Basically all you have to do now is pour everything, including the chicken pieces into a zip lock bag (get a strong freezer bag, so you don’t have breakage or leakage). Seal and massage by moving around with your hands. Be sure to get everything mixed properly. Now try to get as much air as you can out of the bag and quickly seal it. By removing all the air, you’ll help to infuse the chicken pieces with that lovely marinade. Place the bag in the fridge for at least 3 hours.. but 5 hours would be best if you had the time.

Before you go out to fire up your grill take the bag with the marinating chicken out of the fridge so it comes back to room temperature. If you don’t have a grill/bbq, you can do this recipe in the oven. Preheat at 375F, place the chicken on a wire rack on a baking tray (so it’s not sitting in it’s own fat as it cooks)  and cook for about 40-45 minutes. You may need to turn on your broiler for the last 5 minutes for it to develop that lovely golden colour.

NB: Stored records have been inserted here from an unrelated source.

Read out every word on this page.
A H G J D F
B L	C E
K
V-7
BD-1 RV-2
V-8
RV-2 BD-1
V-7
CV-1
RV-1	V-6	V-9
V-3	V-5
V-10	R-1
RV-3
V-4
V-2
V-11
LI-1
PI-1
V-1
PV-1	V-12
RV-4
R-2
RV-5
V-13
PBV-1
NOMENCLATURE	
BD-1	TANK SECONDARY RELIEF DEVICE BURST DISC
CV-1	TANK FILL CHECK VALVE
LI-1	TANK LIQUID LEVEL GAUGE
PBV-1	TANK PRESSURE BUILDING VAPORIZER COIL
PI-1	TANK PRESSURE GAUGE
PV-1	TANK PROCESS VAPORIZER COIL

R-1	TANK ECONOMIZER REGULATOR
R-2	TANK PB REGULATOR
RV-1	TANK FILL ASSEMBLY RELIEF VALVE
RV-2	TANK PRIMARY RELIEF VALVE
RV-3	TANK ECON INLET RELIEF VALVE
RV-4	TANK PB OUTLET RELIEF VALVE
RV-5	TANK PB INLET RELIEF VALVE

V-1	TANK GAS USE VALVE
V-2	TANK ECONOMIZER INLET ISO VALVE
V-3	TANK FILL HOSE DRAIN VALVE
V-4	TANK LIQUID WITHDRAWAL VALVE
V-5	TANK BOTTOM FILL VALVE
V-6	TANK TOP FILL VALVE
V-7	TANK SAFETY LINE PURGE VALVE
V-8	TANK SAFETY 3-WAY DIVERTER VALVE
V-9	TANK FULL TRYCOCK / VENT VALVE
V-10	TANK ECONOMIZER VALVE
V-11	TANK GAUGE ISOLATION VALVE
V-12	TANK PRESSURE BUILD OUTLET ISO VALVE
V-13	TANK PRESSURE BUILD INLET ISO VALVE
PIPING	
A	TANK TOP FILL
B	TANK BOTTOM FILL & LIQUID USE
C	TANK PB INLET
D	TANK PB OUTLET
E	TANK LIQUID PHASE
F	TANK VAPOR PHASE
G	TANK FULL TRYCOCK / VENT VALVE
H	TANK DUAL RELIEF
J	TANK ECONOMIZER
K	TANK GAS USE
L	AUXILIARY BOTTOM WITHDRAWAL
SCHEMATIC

My grill was between 375 and 400F and I placed them with the skin side up to start. Basically all you’re doing now is grilling as you would normally grill your chicken. So flip every 4-5 minutes (be sure to look of for flare-ups when it’s skin side down) and cook for about 25-30 minutes or until you achieve the way you like. There are 3 burners on my grill, so what I did was… I turned 2 of the burners down to low and the one to the far right I had on high (similar to indirect grilling). This allowed me to keep my grill at the same temperature, while slowly cooking the 5 spice chicken slowly over the low burners.

Do allow the chicken pieces to rest for 3-5 minutes before serving so the meat relaxes back and you get that true juiciness from the 5 spice marinade. This 5 spice chicken is surely a lovely representation of the Chinese influence on our culinary culture and it’s always a hit in our home when it’s served.